Manokwari — Pengelolaan anggaran pengadaan barang/jasa pemerintah (PBJP) di Kementerian/Lembaga/Pemerintah Daerah (K/L/PD) sejatinya tidak cukup hanya mematuhi prosedur administratif semata, namun harus disertai dengan integritas seluruh pelaku pengadaan. Hal tersebut sesuai yang diungkapkan oleh Kepala Lembaga Kebijakan Pengadaan Barang/Jasa Pemerintah (LKPP) Hendrar Prihadi (Hendi) dalam Rapat Koordinasi Regional PBJ se-Tanah Papua Tahun 2025 yang digelar di Manokwari, Papua Barat pada Rabu (25/6).
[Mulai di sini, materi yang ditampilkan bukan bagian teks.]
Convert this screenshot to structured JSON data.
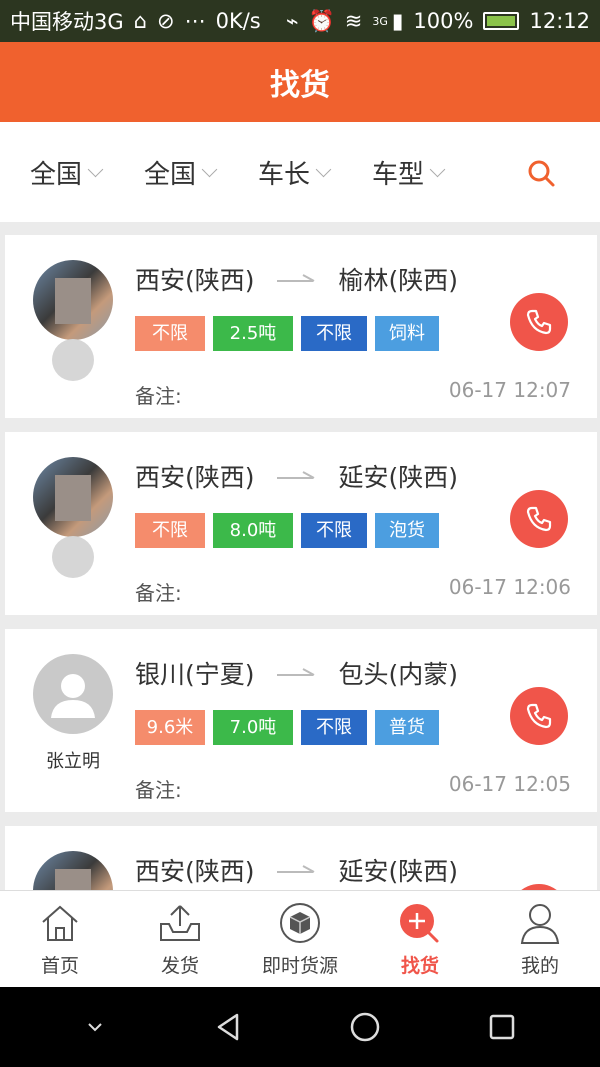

Hendi mengungkapkan bahwa integritas merupakan hal penting dalam mencegah dan memberantas kebocoran penggunaan anggaran PBJP. “Sering kali yang menyebabkan kebocoran bukan sistemnya, tapi gaya hidup kita sendiri. Maka mari dijaga integritas agar anggaran PBJP yang dibelajakan dapat dirasakan manfaatnya oleh seluruh masyarakat,” ujar Hendi.
Senada dengan hal tersebut, Sekretaris Daerah Provinsi Papua Barat Ali Baham Temongmere, juga menekankan pentingnya menjaga integritas dan kesederhanaan dalam mengelola belanja publik. Dalam sambutannya, ia menyampaikan bahwa gaya hidup yang berlebihan kerap menjadi pemicu persoalan anggaran.
“Yang bikin bocor itu biasanya karena biaya kelakuannya mahal. Jadi jangan sampai kita silau dengan anggaran besar. Uang negara itu aman, asal kelakuan hidup kita tetap sederhana,” ujar Ali Baham.
Dalam giat yang dihadiri oleh seluruh pelaku pengadaan yang berada di Tanah Papua ini Hendi juga mengingatkan mereka untuk selalu mendorong partisipasi pelaku usaha lokal, khususnya pelaku usaha Orang Asi Papua (OAP). Adapun dorongan tersebut sesuai dengan arah pembangunan nasional melalui program Asta Cita Presiden Prabowo Subianto dan selaras dengan amanat Peraturan Presiden Nomor 17 Tahun 2019 tentang Pengadaan Barang/Jasa Pemerintah untuk Percepatan Pembangunan Kesejahteraan di Provinsi Papua dan Provinsi Papua Barat.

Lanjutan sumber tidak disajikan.